Lightning may not strike twice, but it only had to strike once to take out cloud services by Microsoft and Amazon. A lightning strike in Dublin took out services to Amazon and Microsoft on August 7th – and the outage has exposed an unrelated issue with Amazon’s Elastic Block Storage (EBS) software. Today, most services are back up, but some Amazon services (EC2 Ireland and RDS Ireland) are still affected and Amazon is telling customers to restart services in another zone of its infrastructure to get back online faster.
According to the most recent update from Amazon at 3:11 PDT on August 8th, Amazon is not only being hit by fallout from the power outage, they’re also dealing with “an error in the EBS software that cleans up unused snapshots.” Typically loss of power won’t affect a data center too adversely, but as Amazon wrote in its initial summary of the event the lightning strike caused problems with the system that synchronizes to the backup generators. Even though power was restored relatively quickly, it meant that a lot of servers went down hard – and that’s never a good thing.
In fact, it’s pretty bad. According to one of Amazon’s updates, the EBS instances that went down require “manual operations” to restore volumes. That means Amazon has to make copies of the data, which means Amazon has had to install additional capacity to support the process. At 11:04 PDT on August 7th, the company was predicting 24-48 hours to complete the process. If EBS problems sound familiar, they were the root of the previous AWS outage this Spring.
If customers have Multi-AZ RDS database instances, they should be able to turn on services in another zone, but it looks like a small number of customers with Single-AZ instances are still without services now, more than 24 hours later. As mentioned previously, Microsoft Business Productivity Online Suite (BPOS) customers were also affected but service was restored within a few hours. Note that Microsoft doesn’t seem to make its Service Health Dashboard information publicly available.
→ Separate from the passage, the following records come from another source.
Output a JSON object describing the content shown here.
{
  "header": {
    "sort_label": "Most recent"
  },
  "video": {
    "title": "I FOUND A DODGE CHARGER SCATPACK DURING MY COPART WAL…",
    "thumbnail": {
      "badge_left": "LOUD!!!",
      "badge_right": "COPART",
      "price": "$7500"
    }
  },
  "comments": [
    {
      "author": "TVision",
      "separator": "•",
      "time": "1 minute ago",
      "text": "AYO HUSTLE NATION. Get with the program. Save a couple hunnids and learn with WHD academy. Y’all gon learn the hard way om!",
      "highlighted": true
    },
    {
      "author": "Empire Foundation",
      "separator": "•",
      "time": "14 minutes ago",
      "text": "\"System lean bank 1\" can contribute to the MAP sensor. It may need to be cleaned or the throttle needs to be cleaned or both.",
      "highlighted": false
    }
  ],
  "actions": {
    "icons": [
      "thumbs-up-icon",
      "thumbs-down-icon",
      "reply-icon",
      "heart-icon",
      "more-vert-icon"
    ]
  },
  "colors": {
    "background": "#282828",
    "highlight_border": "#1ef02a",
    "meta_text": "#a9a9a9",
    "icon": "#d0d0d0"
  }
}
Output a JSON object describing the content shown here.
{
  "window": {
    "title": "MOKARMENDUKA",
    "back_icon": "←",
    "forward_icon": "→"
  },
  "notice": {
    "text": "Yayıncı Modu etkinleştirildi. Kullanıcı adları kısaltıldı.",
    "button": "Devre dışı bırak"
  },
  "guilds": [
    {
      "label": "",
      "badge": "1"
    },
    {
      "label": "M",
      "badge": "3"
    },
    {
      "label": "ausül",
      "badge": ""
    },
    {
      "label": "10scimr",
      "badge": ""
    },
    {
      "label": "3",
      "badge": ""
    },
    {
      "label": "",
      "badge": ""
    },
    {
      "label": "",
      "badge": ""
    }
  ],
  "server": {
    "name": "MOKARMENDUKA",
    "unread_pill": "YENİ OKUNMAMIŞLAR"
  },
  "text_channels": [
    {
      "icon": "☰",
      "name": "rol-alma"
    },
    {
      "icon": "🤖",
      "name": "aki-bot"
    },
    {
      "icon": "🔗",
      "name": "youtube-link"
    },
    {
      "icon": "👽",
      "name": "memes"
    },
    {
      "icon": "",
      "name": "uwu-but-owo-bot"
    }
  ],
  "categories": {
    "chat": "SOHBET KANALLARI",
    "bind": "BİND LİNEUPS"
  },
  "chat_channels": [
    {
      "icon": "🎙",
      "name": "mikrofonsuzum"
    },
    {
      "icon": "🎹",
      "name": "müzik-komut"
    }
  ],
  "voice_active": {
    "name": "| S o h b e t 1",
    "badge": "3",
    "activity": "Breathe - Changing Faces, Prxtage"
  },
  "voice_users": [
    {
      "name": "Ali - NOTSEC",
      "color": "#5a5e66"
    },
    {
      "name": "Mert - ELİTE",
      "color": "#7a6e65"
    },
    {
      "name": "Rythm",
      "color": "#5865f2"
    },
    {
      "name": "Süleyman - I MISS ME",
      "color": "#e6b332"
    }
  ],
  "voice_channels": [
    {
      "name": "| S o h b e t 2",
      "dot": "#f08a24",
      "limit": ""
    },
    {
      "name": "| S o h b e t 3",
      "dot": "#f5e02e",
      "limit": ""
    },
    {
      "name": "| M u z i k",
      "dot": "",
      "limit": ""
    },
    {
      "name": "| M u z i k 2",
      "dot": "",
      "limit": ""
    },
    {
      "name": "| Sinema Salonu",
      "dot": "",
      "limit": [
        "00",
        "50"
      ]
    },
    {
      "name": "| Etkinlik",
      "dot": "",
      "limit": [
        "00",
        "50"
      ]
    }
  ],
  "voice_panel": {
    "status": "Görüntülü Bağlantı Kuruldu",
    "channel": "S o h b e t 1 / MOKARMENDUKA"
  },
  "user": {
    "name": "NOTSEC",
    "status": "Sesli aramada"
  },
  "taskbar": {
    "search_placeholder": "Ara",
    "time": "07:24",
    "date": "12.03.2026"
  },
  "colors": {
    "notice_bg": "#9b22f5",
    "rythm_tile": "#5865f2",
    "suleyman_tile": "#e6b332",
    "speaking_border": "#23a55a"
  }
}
Amazon is gracious enough to make its Service Health Dashboard available to anybody, but I had no luck getting someone from Amazon Web Services to comment for the story.
Given this event and the longer outage in April, it seems fair to say that relying on AWS services tied to EBS (at a minimum) need to be multi-homed if they’re mission critical. Though AWS services are designed to be fairly robust, there’s simply no compensating for any natural event that might take a data center offline and disrupt EBS volumes. One way or another, customers have to worry about redundancy even in the cloud.